FIG. 3 is a sectional view of the semiconductor device for explaining a method of manufacturing the semiconductor device according to the embodiment of the present invention;

FIG. 4 is a cross-sectional view of the semiconductor device illustrating a method for manufacturing a semiconductor device according to an embodiment of the present invention.

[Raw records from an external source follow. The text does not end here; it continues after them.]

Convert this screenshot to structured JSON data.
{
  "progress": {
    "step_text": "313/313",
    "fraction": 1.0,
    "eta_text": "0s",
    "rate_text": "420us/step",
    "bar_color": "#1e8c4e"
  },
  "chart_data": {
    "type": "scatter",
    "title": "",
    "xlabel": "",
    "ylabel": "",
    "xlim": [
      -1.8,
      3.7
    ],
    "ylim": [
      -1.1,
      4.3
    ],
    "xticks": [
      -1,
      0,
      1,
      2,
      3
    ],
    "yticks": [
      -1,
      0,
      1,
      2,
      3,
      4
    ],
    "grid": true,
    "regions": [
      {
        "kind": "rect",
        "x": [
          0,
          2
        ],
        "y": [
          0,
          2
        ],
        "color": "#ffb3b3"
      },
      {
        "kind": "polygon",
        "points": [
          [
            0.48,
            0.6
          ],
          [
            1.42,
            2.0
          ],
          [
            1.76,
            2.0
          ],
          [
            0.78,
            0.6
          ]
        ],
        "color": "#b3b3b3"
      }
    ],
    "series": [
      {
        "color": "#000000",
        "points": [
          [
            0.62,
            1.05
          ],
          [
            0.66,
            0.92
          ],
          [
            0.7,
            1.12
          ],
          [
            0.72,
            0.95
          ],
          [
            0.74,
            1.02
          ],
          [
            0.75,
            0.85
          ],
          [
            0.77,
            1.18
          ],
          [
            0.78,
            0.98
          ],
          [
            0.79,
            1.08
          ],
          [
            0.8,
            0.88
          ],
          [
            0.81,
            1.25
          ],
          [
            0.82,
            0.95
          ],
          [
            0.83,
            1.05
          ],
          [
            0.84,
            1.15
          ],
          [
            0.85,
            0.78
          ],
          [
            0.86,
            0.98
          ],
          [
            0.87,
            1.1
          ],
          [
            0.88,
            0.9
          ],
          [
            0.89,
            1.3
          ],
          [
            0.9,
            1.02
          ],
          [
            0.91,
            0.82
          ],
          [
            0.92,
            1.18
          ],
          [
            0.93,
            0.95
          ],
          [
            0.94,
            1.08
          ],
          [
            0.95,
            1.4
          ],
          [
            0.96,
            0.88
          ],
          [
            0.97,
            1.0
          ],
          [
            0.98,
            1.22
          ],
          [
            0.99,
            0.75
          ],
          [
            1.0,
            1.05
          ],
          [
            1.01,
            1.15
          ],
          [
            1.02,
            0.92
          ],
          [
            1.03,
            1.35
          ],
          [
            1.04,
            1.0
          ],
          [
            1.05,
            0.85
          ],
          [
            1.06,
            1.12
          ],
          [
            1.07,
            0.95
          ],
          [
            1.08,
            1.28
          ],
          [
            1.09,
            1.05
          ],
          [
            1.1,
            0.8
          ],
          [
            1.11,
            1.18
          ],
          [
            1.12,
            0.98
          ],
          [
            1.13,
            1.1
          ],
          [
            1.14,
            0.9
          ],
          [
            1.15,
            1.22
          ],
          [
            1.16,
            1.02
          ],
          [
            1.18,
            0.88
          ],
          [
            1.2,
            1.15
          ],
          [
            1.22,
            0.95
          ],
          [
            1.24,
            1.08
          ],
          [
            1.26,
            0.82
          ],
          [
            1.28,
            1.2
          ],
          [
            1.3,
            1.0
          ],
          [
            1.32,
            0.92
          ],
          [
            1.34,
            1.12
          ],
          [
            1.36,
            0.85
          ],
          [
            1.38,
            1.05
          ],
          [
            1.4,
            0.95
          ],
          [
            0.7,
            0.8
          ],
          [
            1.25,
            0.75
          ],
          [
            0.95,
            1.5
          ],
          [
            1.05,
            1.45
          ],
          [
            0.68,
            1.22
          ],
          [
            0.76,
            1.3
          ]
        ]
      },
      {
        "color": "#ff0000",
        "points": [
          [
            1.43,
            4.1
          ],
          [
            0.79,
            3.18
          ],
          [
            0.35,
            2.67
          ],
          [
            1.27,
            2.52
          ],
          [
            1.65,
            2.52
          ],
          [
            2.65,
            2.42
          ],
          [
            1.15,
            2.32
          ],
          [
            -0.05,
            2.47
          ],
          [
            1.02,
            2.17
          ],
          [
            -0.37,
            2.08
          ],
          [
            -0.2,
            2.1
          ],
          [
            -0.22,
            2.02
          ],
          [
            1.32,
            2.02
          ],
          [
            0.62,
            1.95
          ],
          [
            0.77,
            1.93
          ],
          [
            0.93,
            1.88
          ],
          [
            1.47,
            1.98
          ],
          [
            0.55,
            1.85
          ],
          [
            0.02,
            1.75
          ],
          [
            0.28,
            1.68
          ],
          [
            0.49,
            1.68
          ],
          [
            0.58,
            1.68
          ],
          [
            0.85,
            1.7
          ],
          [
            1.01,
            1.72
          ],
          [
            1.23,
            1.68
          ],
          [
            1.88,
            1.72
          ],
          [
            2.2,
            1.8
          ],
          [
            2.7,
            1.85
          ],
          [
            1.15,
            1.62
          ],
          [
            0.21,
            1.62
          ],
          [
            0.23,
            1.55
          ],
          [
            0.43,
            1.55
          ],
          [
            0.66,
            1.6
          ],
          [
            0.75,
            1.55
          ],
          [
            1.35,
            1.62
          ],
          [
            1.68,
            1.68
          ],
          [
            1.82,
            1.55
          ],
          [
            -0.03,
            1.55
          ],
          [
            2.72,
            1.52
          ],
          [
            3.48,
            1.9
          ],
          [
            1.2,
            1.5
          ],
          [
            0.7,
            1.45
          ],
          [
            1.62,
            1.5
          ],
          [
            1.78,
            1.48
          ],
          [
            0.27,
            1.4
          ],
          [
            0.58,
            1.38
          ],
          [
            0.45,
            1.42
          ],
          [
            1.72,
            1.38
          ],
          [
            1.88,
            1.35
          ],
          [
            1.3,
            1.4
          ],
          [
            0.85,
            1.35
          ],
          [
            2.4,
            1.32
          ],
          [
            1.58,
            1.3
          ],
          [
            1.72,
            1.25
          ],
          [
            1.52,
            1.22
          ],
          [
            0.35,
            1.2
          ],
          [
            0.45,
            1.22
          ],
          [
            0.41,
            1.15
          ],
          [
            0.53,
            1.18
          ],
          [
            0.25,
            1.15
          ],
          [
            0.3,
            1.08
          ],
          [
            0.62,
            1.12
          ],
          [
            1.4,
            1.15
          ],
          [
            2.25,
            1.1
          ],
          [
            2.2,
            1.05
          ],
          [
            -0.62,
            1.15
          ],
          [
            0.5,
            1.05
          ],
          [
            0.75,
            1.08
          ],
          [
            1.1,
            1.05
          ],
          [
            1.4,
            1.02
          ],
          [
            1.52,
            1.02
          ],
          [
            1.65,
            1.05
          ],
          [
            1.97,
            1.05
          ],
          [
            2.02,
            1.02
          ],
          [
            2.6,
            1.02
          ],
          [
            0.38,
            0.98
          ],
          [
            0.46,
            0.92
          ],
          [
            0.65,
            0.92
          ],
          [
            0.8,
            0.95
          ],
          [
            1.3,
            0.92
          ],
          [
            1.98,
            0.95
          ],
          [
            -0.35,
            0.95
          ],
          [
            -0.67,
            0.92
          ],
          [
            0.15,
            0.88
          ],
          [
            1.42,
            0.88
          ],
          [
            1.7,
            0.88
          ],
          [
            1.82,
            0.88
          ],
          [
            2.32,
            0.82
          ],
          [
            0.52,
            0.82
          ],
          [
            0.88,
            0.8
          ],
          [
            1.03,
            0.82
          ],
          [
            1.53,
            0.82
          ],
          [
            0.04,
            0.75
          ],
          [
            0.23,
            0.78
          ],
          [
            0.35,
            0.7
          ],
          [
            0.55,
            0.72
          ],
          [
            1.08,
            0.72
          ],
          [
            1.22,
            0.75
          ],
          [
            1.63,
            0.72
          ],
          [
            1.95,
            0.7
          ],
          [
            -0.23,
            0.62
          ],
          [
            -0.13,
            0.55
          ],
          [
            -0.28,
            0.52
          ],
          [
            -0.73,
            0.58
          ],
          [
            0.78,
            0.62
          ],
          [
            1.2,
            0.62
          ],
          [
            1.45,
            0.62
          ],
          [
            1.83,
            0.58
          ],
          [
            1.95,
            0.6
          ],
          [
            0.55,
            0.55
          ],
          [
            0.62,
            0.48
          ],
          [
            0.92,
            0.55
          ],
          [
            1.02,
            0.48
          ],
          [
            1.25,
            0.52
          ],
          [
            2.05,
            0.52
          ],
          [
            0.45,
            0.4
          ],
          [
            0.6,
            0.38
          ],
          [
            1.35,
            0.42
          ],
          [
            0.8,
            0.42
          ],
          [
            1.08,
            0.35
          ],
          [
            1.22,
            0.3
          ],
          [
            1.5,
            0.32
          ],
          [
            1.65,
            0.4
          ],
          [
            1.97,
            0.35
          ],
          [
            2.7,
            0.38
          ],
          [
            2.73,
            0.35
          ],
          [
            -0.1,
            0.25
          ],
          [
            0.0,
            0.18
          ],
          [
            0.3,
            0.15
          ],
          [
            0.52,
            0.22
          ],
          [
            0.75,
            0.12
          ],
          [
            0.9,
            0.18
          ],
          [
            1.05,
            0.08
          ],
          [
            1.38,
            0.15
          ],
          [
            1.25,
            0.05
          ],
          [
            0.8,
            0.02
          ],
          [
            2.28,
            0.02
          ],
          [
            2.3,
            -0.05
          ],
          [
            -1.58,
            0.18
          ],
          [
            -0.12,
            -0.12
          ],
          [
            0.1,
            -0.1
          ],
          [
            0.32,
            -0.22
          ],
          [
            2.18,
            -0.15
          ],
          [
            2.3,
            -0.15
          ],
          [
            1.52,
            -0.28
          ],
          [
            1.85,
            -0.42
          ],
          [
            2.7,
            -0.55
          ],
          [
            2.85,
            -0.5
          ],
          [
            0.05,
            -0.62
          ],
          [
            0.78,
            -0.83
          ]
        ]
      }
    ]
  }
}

FIG. 5 is a sectional view of the semiconductor device for explaining a method of manufacturing the semiconductor device according to the embodiment of the present invention;

FIG. 6 is a sectional view of the semiconductor device for explaining the method of manufacturing the semiconductor device according to the embodiment of the present invention;

[Explanation of symbols]

REFERENCE SIGNS LIST 1 silicon (Si) substrate 2 field oxide film 3 p + diffusion layer 4 SiO ₂ film 5 TiCl ₂ 6 TiCl ₃ 7 Cl 8 Cl ₂ 9 Ti 10 H radical 11 HCl 12 TiSi ₂

────────────────────────────────────────────────── ─── Continuation of the front page (56) References JP-A-2000-133617 (JP, A) JP-A-11-204457 (JP, A) JP-A-11-61415 (JP, A) JP-A-7-273046 (JP, A) JP-A-7-41948 (JP, A) JP-A-4-196418 (JP, A) Table 10-508656 (JP, A) Table 10-504604 (JP, A) (JP, A) 58) Field surveyed (Int.Cl. ⁷ , DB name) H01L 21/285 H01L 21/285 301 C23C 16/08

Claims (6)

(57) [Claims] 1. A method for manufacturing a semiconductor manufacturing apparatus using a CVD method for forming a film on a semiconductor substrate by plasma dissociating a gas containing at least a metal halide, wherein the temperature of the semiconductor substrate is set to a value between the metal halide and the semiconductor. Base
A deposition step of depositing metal atoms and halogen atoms on a semiconductor substrate by plasma dissociating a metal halide supplied to the surface of the semiconductor substrate at a temperature not higher than the temperature at which the plate causes an etching reaction; Temperature controlled with metal halide
A reducing gas is supplied to the surface of the semiconductor substrate at a temperature equal to or lower than a temperature at which an etching reaction occurs with the body substrate, and the reducing gas is turned into a radical state by plasma, and halogen atoms deposited on the surface of the semiconductor substrate in a deposition process. Gasifying the semiconductor substrate to remove halogen atoms from the surface of the semiconductor substrate; and
Set the temperature above the alloying temperature of the constituent semiconductor atoms.
And a alloying process of performing processing, the deposition process, by repeating the removal process and alloying processes in this order, to form a film of the alloy of any thickness on the semiconductor substrate surface A method for manufacturing a semiconductor device, comprising: 2. The method according to claim 1, wherein the metal halide is TiCl ₄ . 3. The semiconductor substrate temperature during the deposition process.
3. The method according to claim 1 , wherein the temperature is 150 [deg.] C. or less . 4. The semiconductor substrate temperature in the removing step.
The method according to claim 1 , wherein the temperature is 150 ° C. or less . 5. 5. The method according to claim 1, wherein in the removing step, Cl is desorbed from the surface of the semiconductor substrate as HCl by using a reducing gas that generates hydrogen radicals in plasma. 5. The method of manufacturing a semiconductor device according to any one of 4. 6. The semiconductor substrate is a silicon substrate,
6. The method according to claim 1, wherein the alloy to be formed is titanium silicide.